After a long and exhaustive, as well as exhausting, search Provincetown recently chose a new Town Manager. But the newly anointed one turned them down. Reason? Can’t afford to buy a house in town.
Couldn’t he find a cheaper place elsewhere and commute to work? Maybe, but that wouldn’t be allowed. P’town requires its town leaders—police and fire chiefs and town manager—to reside in town. So the town is questioning its residency policy.
The reasons for the policy are clear: town leaders will be more effective and responsible if they know the town they serve as residents know it, if they know and are known by fellow citizens. Makes sense. But given the high real estate prices driven up by the second home market, maybe something’s got to give. Either lose the sensible policy or increase what otherwise seems a competitive salary.

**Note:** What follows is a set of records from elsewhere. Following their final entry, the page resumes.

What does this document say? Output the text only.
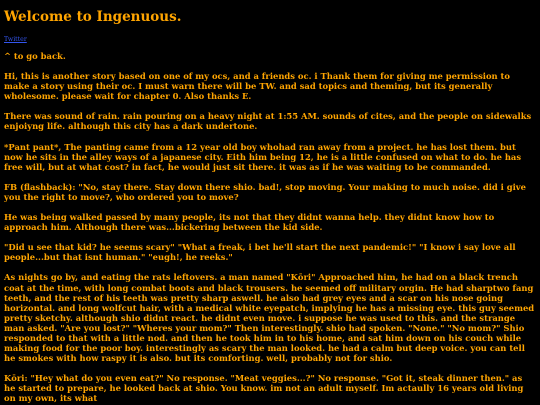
Welcome to Ingenuous.
Twitter

^ to go back.

Hi, this is another story based on one of my ocs, and a friends oc. i Thank them for giving me permission to make a story using their oc. I must warn there will be TW. and sad topics and theming, but its generally wholesome. please wait for chapter 0. Also thanks E.

There was sound of rain. rain pouring on a heavy night at 1:55 AM. sounds of cites, and the people on sidewalks enjoiyng life. although this city has a dark undertone.

*Pant pant*, The panting came from a 12 year old boy whohad ran away from a project. he has lost them. but now he sits in the alley ways of a japanese city. Eith him being 12, he is a little confused on what to do. he has free will, but at what cost? in fact, he would just sit there. it was as if he was waiting to be commanded.

FB (flashback): "No, stay there. Stay down there shio. bad!, stop moving. Your making to much noise. did i give you the right to move?, who ordered you to move?

He was being walked passed by many people, its not that they didnt wanna help. they didnt know how to approach him. Although there was...bickering between the kid side.

"Did u see that kid? he seems scary" "What a freak, i bet he'll start the next pandemic!" "I know i say love all people...but that isnt human." "eugh!, he reeks."

As nights go by, and eating the rats leftovers. a man named "Kōri" Approached him, he had on a black trench coat at the time, with long combat boots and black trousers. he seemed off military orgin. He had sharptwo fang teeth, and the rest of his teeth was pretty sharp aswell. he also had grey eyes and a scar on his nose going horizontal. and long wolfcut hair, with a medical white eyepatch, implying he has a missing eye. this guy seemed pretty sketchy. although shio didnt react. he didnt even move. i suppose he was used to this. and the strange man asked. "Are you lost?" "Wheres your mom?" Then interestingly. shio had spoken. "None." "No mom?" Shio responded to that with a little nod. and then he took him in to his home, and sat him down on his couch while making food for the poor boy. interestingly as scary the man looked. he had a calm but deep voice. you can tell he smokes with how raspy it is also. but its comforting. well, probably not for shio.

Kōri: "Hey what do you even eat?" No response. "Meat veggies...?" No response. "Got it, steak dinner then." as he started to prepare, he looked back at shio. You know. im not an adult myself. Im actaully 16 years old living on my own, its what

Wellfleet doesn’t have such a requirement. But in past few months locals have been complaining that no members of the police department live in town any more Even the chief lives several towns away. A troubling, even dysfunctional, distance has grown up between the police and the people they serve that didn’t used to exist, according to longterm residents.
It’s a good guess that the reason for the diaspora is the secondhome market. The people we pay to enforce our laws can’t afford to live here any more.
These days many people who moved here in the 1970s and 80s, including a lot of town leaders, wouldn’t be able to afford to buy here now.
Thus the squeeze. It feels dysfunctional to have the people you depend on—not only town leaders but plumbers and electricians, all the people it takes to make a town run, living in other towns. But are we willing and able to pay them enough to buy into our towns’ high priced real estate?